Jessy Bouliane, 26 ans, opérateur de machinerie à la scierie de La Doré et éleveur de bovins

« Avant, je travaillais comme opérateur de machinerie lourde en forêt, mais mon beau-père m’a convaincu de venir travailler à la scierie. Je vais voir si j’aime ça. En plus, j’ai un élevage de 70 bœufs, chez nous, à Normandin. Je travaille 40 heures par semaine à la scierie et 40 heures par semaine avec le bétail. On vient d’avoir notre premier bébé avec ma blonde. Notre petite a 9 mois. On vient tous les deux d’une famille nombreuse et on veut quatre ou cinq enfants. Pour l’avenir de l’industrie, j’ai quand même un peu confiance parce qu’on est des batailleurs. Le peuple québécois en a mis de l’huile de coude pour défricher ! »
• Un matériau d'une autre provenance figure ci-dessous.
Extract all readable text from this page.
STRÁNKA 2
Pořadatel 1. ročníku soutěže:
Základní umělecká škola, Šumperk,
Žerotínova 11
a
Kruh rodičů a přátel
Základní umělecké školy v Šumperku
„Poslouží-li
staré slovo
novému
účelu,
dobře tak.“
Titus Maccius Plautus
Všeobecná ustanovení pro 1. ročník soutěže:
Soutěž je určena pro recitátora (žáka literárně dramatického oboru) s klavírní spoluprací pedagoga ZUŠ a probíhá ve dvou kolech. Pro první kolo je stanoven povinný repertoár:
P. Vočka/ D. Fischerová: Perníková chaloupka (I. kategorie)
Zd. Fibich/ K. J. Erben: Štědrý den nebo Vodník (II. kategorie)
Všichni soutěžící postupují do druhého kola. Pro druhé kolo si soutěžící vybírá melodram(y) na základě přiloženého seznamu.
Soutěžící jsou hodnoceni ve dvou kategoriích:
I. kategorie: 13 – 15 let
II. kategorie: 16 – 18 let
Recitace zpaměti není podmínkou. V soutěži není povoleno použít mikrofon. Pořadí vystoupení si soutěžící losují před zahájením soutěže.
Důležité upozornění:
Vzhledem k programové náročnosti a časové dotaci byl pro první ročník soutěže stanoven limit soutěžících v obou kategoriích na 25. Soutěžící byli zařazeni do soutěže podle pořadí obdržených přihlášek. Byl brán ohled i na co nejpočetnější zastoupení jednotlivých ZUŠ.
Les Français à la rescousse ?

L’industrie forestière vit un grand paradoxe : elle est en déclin depuis plusieurs années, mais elle manque gravement de main-d’œuvre. Constat généralisé sur le terrain : les jeunes fuient la forêt. « La dernière crise a laissé des traces : ça a fait peur aux jeunes qui ne veulent pas se lancer dans cette industrie », explique Alain Paradis, de la coopérative Petit Paris. » Les jeunes d’aujourd’hui sont de leur temps, constate Gilles Lapointe, directeur général du cégep de Saint-Félicien où on offre des programmes en foresterie. « Les valeurs dominantes d’aujourd’hui sont celles de l’écologie et de la protection de l’environnement et les jeunes ne sont pas attirés par la forêt », dit M. Lapointe. Dans le programme d’aménagement de la forêt, le cégep forme seulement six ou sept personnes par année, bien en deçà des besoins de l’industrie. Récemment, la compagnie Résolu a annoncé qu’elle aurait plus de 800 postes à pourvoir dans les prochaines années, un objectif qui sera difficile à atteindre. La relève de l’industrie forestière passe peut-être par… la France. « Nous avons lancé des discussions avec des lycées français pour attirer de jeunes Français chez nous, dans le domaine de la forêt », indique Gilles Lapointe, dont le cégep accueille déjà une centaine d’élèves de l’Hexagone.